Our first course was a charcuterie selection from Cannon & Cannon with toasted bread and picalilli and chilli jam. I really enjoyed everything on the plate yet we all felt the portion was a little small, and the slices a little thin. What came next was replaced for @bmcboy as it contained mushrooms. For us, a Wild mushrooms, shiitake dashi, wakame, benito (sic), poached Orchard egg, textures and asian aromas blending beautifully together. Short and sweet, a taste of things to come.
This was followed by a great dish with Hansen & Lydersen smoked salmon, winter veg, blood orange gel and kolrabi. Delicate, foraged themed, this was certainly turning out to be a professionally managed menu with balanced flavoured.

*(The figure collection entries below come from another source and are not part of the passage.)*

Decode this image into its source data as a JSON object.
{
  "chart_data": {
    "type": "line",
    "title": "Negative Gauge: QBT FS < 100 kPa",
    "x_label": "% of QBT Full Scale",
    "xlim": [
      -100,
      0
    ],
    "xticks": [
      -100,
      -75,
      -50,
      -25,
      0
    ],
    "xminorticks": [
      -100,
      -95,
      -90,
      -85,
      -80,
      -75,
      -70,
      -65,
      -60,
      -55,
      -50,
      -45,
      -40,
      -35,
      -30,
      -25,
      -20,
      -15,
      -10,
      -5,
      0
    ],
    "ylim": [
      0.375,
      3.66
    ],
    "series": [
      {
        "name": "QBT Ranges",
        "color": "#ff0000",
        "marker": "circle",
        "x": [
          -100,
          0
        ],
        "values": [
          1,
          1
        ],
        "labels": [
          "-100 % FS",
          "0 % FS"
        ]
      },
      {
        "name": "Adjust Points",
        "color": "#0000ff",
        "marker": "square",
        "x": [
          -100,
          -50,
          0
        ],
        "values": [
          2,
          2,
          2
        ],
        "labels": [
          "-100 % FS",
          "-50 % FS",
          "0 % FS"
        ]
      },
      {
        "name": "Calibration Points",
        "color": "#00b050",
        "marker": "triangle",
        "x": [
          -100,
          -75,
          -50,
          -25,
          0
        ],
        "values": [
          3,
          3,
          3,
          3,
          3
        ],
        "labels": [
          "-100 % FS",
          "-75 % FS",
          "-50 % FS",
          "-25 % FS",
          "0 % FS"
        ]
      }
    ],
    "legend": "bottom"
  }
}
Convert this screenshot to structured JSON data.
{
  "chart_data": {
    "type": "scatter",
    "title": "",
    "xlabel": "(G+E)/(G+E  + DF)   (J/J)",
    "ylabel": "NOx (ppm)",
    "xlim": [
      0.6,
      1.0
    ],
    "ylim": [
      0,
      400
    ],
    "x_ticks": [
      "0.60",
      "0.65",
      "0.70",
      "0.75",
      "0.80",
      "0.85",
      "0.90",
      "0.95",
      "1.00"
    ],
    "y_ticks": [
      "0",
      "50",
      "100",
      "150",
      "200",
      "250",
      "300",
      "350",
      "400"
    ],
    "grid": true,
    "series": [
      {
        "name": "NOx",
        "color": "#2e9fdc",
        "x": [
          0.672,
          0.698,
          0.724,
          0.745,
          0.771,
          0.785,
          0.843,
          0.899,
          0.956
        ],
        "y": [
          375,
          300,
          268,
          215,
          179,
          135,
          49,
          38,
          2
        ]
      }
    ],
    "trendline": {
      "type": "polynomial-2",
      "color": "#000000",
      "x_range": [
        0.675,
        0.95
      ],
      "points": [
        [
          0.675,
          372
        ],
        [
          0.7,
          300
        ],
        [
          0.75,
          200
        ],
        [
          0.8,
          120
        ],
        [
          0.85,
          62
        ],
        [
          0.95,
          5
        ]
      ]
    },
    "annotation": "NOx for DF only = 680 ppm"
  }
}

Next our main course, Ginger Pig pork belly, carrot and Karachi puree, ‘Calabaza’ bok choi, water spinach and tamarind chilli sauce. Really intense flavours on the vegetables, absolutely wonderful greens which were the best thing on the plate. The pork belly was good, but again the slices very small and very fatty – ultimately you didn’t eat much of it. Having bought and cooked pork belly from Ginger Pig myself a few weeks ago, I felt once again a bit short changed (err…it’s a cheap cut).
Finally the dessert, hailed as Eaton Mess, ‘The Pressery’ almond milk and vanilla custard, palm sugar jelly, chocolate soil, passion fruit. For me this was the highlight of the evening – deliciously delicate, with some of the classic ingredients of the traditional dessert mixed with an ethereal jelly which was just spectacular. The problem however was that we all found ourselves wanting more, the portion size being ridiculously small. What a shame. Rare for me, I could have eaten more.
And with this, the meal ended. We paid our bill, which included service and was cash only. The final cost of the evening was £70 each and frankly this put a bit of a damper on the evening. I really don’t mind paying money for a worthy night out, but we felt a little ripped off. For this sort of money, then I would rather have more choice on drinks, quicker service, credit card facility and more privacy. It is a shame because the quality of the food was exceptional and I loved every mouthful of our meal, but then the portion sizes were a let down, again comparing to the cost. I realise they don’t look that small in these photos but after each course I thought I could have done with more on the plate, and so did each diner in our party.
Great for us to have a cool food related event in our neighbourhood, however, so thanks Chateau Marmot for visiting our SE1 shores.